Près de cinq siècles après Solon, César procéda donc également à une annulation de dettes, mais sous une autre forme. En parallèle avec l'émergence de réflexions économiques, de la part notamment de philosophes, de nombreuses crises économiques et financières ont touché le monde méditerranéen sous l'Antiquité, et notamment des crises de dettes, privées comme publiques. Elles furent gérées aux moyens de remèdes radicaux, incluant des rééchelonnements, des annulations pures et simples, des dévaluations et des injonctions massives de monnaie pour liquider les dettes. Comme le relèvent les économistes Michel Aglietta, Pepita Ould Ahmed et Jean-François Ponsot, évoquant ces solutions mises en oeuvre lors des crises de l'Antiquité :

« Voilà qui rend assez cocasses les cris d'orfraie proférés par les puristes de la neutralité de la monnaie de nos jours devant les « audaces » des banques centrales (19). »
___

1 Chercheur associé au sein du laboratoire PHARE (Université Paris 1 Panthéon-Sorbonne).

2 Michel Aglietta, Pepita Ould Ahmed et Jean-François Ponsot [2016], La monnaie, entre dettes et souveraineté, Odile Jacob, p. 100.

3 Christian Ottavj [2010], Monnaie et financement de l'économie, Hachette Supérieur, quatrième édition, p. 31.

4 Hérodote, Histoire, Livre I, XCIII.

5 Ibid.

6 Hérodote, Histoire, Livre II, CXXIV - CXXVI.

7 Ibid., CXXXVI.

8 Jean-Marc Daniel [2012], 8 Leçons d'histoire économique, Odile Jacob, p. 157.

9 Aristote, Politique, Livre I, Les belles lettres (2002), p. 16.

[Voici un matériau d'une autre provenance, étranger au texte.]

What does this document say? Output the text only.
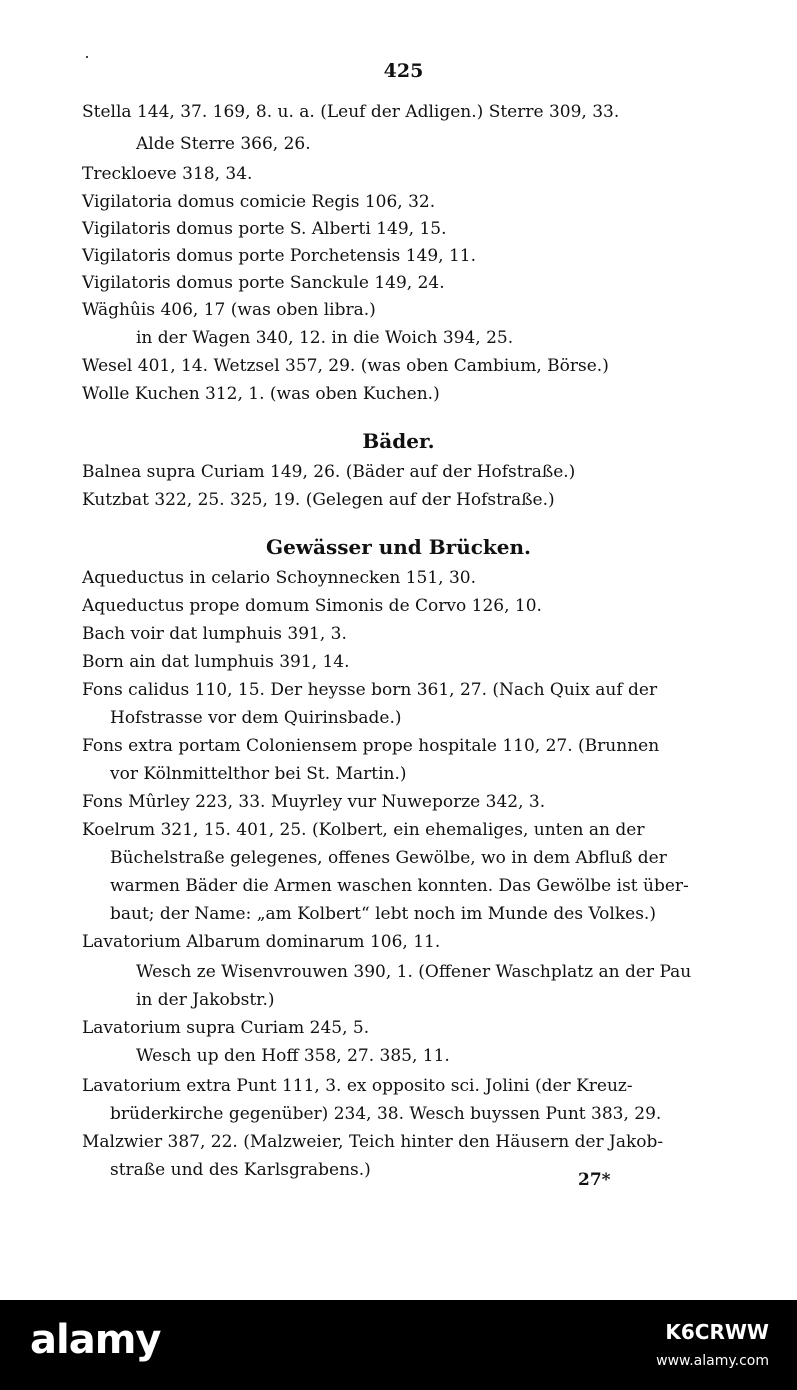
425
Stella 144, 37. 169, 8. u. a. (Leuf der Adligen.) Sterre 309, 33.
Alde Sterre 366, 26.
Treckloeve 318, 34.
Vigilatoria domus comicie Regis 106, 32.
Vigilatoris domus porte S. Alberti 149, 15.
Vigilatoris domus porte Porchetensis 149, 11.
Vigilatoris domus porte Sanckule 149, 24.
Wäghûis 406, 17 (was oben libra.)
in der Wagen 340, 12. in die Woich 394, 25.
Wesel 401, 14. Wetzsel 357, 29. (was oben Cambium, Börse.)
Wolle Kuchen 312, 1. (was oben Kuchen.)
Bäder.
Balnea supra Curiam 149, 26. (Bäder auf der Hofstraße.)
Kutzbat 322, 25. 325, 19. (Gelegen auf der Hofstraße.)
Gewässer und Brücken.
Aqueductus in celario Schoynnecken 151, 30.
Aqueductus prope domum Simonis de Corvo 126, 10.
Bach voir dat lumphuis 391, 3.
Born ain dat lumphuis 391, 14.
Fons calidus 110, 15. Der heysse born 361, 27. (Nach Quix auf der
Hofstrasse vor dem Quirinsbade.)
Fons extra portam Coloniensem prope hospitale 110, 27. (Brunnen
vor Kölnmittelthor bei St. Martin.)
Fons Mûrley 223, 33. Muyrley vur Nuweporze 342, 3.
Koelrum 321, 15. 401, 25. (Kolbert, ein ehemaliges, unten an der
Büchelstraße gelegenes, offenes Gewölbe, wo in dem Abfluß der
warmen Bäder die Armen waschen konnten. Das Gewölbe ist über-
baut; der Name: „am Kolbert“ lebt noch im Munde des Volkes.)
Lavatorium Albarum dominarum 106, 11.
Wesch ze Wisenvrouwen 390, 1. (Offener Waschplatz an der Pau
in der Jakobstr.)
Lavatorium supra Curiam 245, 5.
Wesch up den Hoff 358, 27. 385, 11.
Lavatorium extra Punt 111, 3. ex opposito sci. Jolini (der Kreuz-
brüderkirche gegenüber) 234, 38. Wesch buyssen Punt 383, 29.
Malzwier 387, 22. (Malzweier, Teich hinter den Häusern der Jakob-
straße und des Karlsgrabens.)	27*
alamy	K6CRWW
www.alamy.com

10 Aristote, Éthique à Nicomaque, Flammarion (2004), pp. 248-249.

11 Ibid., p. 251.

12 Ibid., p. 252.

13 Aristote, Constitution d'Athènes, Chapitre VI Solon - Réformes Sociales - Abolition des dettes.

14 Plutarque, Vies des Hommes Illustres, Solon, CC.

15 Jean Andreau [2006], « Existait-il une dette publique dans l'Antiquité romaine ? », dans Jean Andreau, Gérard Béaur et Jean-Yves Grenier (dir.), La dette publique dans l'histoire, « Les Journées du Centre de Recherche Historique », Comité pour l'Histoire Économique et Financière de la France, pp. 101-114.

16 Ibid.

17 Michel Aglietta, Pepita Ould Ahmed et Jean-François Ponsot [2016], La monnaie, entre dettes et souveraineté, Odile Jacob, p. 114.

18 Suétone, Vie des Douze Césars, Livre I, XLII, Bartillat (2010), p. 32.
19 Michel Aglietta, Pepita Ould Ahmed et Jean-François Ponsot [2016], La monnaie, entre dettes et souveraineté, Odile Jacob, p. 115.